Nitric oxide (NO) is a microbiostatic gas generated by activated murine macrophages. Cytokine signals, gamma interferon (IFN-gamma) and tumor necrosis factor alpha (TNF-alpha) act synergistically to induce production of a macrophage nitric oxide synthase (NOS). A variety of intracellular pathogens, when recognized by macrophages primed with IFN-gamma, induce NOS by eliciting TNF-alpha secretion, which then functions as a positive autocrine signal. In cell culture assays, a murine macrophage cell line (J774), primed with IFN-gamma, was tested for NOS induction upon challenge with virulent Cryptococcus neoformans. C. neoformans failed to induce macrophage NOS as measured by nitrite production. This was true irrespective of the C. neoformans-to-J774 ratio. Other nonpathogenic Cryptococcus species likewise failed to induce NOS, yet Saccharomyces cerevisiae, Histoplasma capsulatum, and Candida albicans were efficient inducers of NOS. Conditions which promoted attachment and/or phagocytosis of C. neoformans did not lead to NOS induction (including opsonization with specific antibodies against C. neoformans). Assays for transcriptional repressors of NOS were negative. Tests for consumption of nitrite by measurement of additional products of NOS induction were negative. No TNF-alpha was detected by enzyme-linked immunosorbent assay in supernatants from C. neoformans-J774 cocultures.

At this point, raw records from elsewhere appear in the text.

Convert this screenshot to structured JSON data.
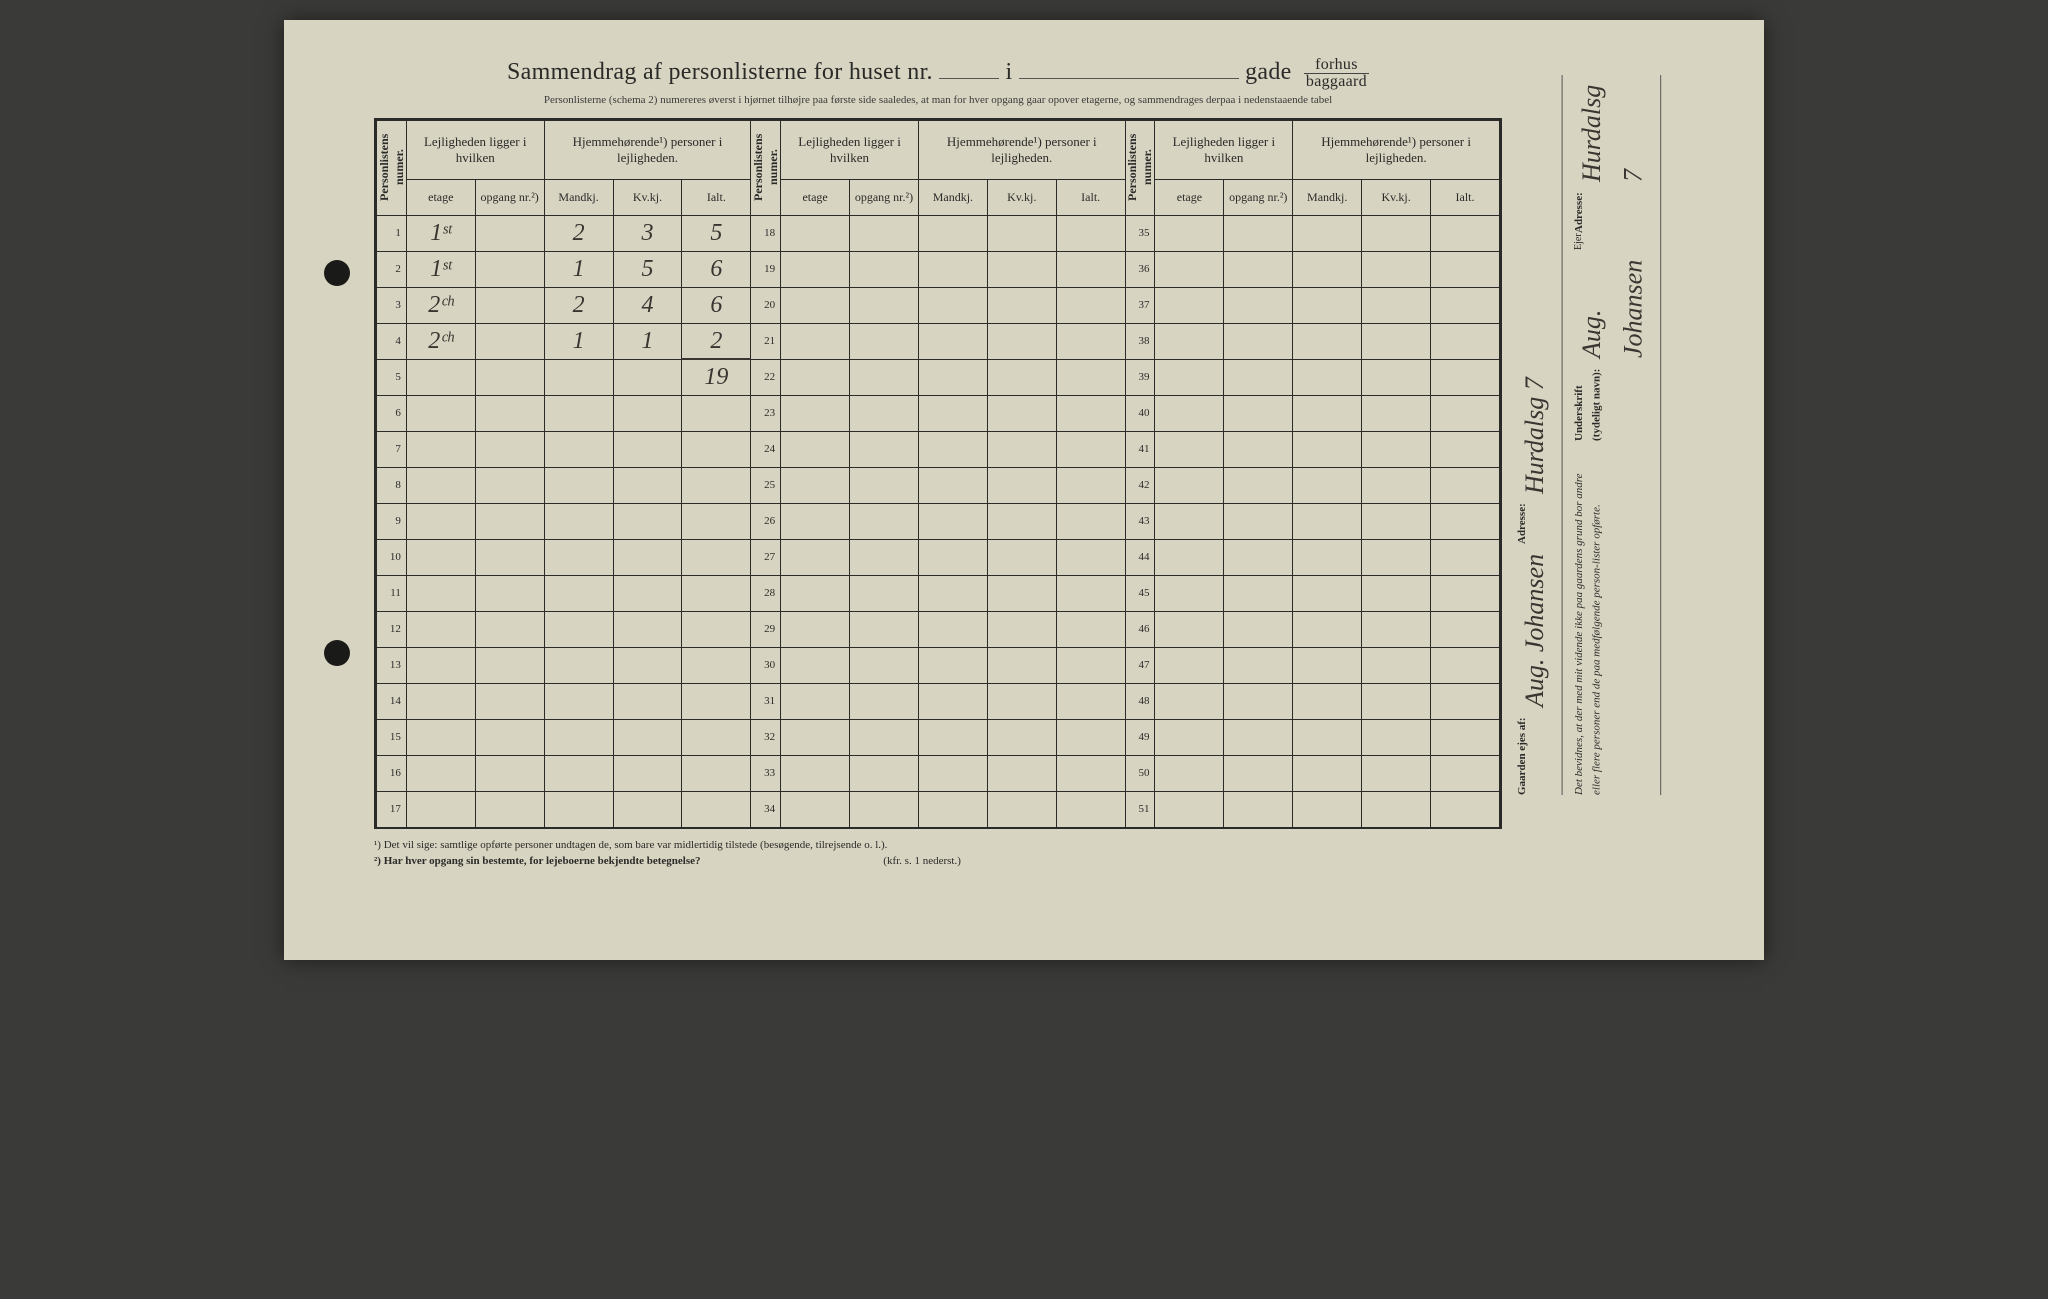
{
  "title": {
    "prefix": "Sammendrag af personlisterne for huset nr.",
    "mid": "i",
    "suffix": "gade",
    "fraction_top": "forhus",
    "fraction_bot": "baggaard"
  },
  "subtitle": "Personlisterne (schema 2) numereres øverst i hjørnet tilhøjre paa første side saaledes, at man for hver opgang gaar opover etagerne, og sammendrages derpaa i nedenstaaende tabel",
  "headers": {
    "numer": "Personlistens numer.",
    "lejlig": "Lejligheden ligger i hvilken",
    "hjemme": "Hjemmehørende¹) personer i lejligheden.",
    "etage": "etage",
    "opgang": "opgang nr.²)",
    "mandkj": "Mandkj.",
    "kvkj": "Kv.kj.",
    "ialt": "Ialt."
  },
  "rows": [
    {
      "n": "1",
      "etage": "1ˢᵗ",
      "m": "2",
      "k": "3",
      "i": "5"
    },
    {
      "n": "2",
      "etage": "1ˢᵗ",
      "m": "1",
      "k": "5",
      "i": "6"
    },
    {
      "n": "3",
      "etage": "2ᶜʰ",
      "m": "2",
      "k": "4",
      "i": "6"
    },
    {
      "n": "4",
      "etage": "2ᶜʰ",
      "m": "1",
      "k": "1",
      "i": "2"
    },
    {
      "n": "5",
      "etage": "",
      "m": "",
      "k": "",
      "i": "19",
      "total": true
    },
    {
      "n": "6"
    },
    {
      "n": "7"
    },
    {
      "n": "8"
    },
    {
      "n": "9"
    },
    {
      "n": "10"
    },
    {
      "n": "11"
    },
    {
      "n": "12"
    },
    {
      "n": "13"
    },
    {
      "n": "14"
    },
    {
      "n": "15"
    },
    {
      "n": "16"
    },
    {
      "n": "17"
    }
  ],
  "col2_nums": [
    "18",
    "19",
    "20",
    "21",
    "22",
    "23",
    "24",
    "25",
    "26",
    "27",
    "28",
    "29",
    "30",
    "31",
    "32",
    "33",
    "34"
  ],
  "col3_nums": [
    "35",
    "36",
    "37",
    "38",
    "39",
    "40",
    "41",
    "42",
    "43",
    "44",
    "45",
    "46",
    "47",
    "48",
    "49",
    "50",
    "51"
  ],
  "footnotes": {
    "f1": "¹)   Det vil sige: samtlige opførte personer undtagen de, som bare var midlertidig tilstede (besøgende, tilrejsende o. l.).",
    "f2": "²)   Har hver opgang sin bestemte, for lejeboerne bekjendte betegnelse?",
    "f2_right": "(kfr. s. 1 nederst.)"
  },
  "sidebar": {
    "owner_label": "Gaarden ejes af:",
    "owner_name": "Aug. Johansen",
    "owner_addr_label": "Adresse:",
    "owner_addr": "Hurdalsg 7",
    "attest": "Det bevidnes, at der med mit vidende ikke paa gaardens grund bor andre eller flere personer end de paa medfølgende person-lister opførte.",
    "sign_label": "Underskrift (tydeligt navn):",
    "sign_name": "Aug. Johansen",
    "sign_role": "Ejer",
    "sign_addr_label": "Adresse:",
    "sign_addr": "Hurdalsg 7"
  },
  "colors": {
    "paper": "#d8d4c2",
    "ink": "#2a2a28",
    "handwriting": "#3a3530",
    "background": "#3a3a38"
  }
}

A mutant C. neoformans strain with a minimal, but visible, polysaccharide capsule also failed to induce NOS; however, several nonencapsulated mutants of C. neoformans did induce NOS. Failure of C. neoformans to act as an inducer of NOS may be related to the virulence of this pathogen in mice; C. neoformans is a unique example of a facultative intracellular pathogen which fails to induce NOS in primed macrophages. The mechanism appears to involve the failure of TNF-alpha secretion once the macrophage comes in contact with the fungus. The presence of the polysaccharide capsule appears to mask the signal necessary for TNF-alpha secretion and, ultimately, NOS induction.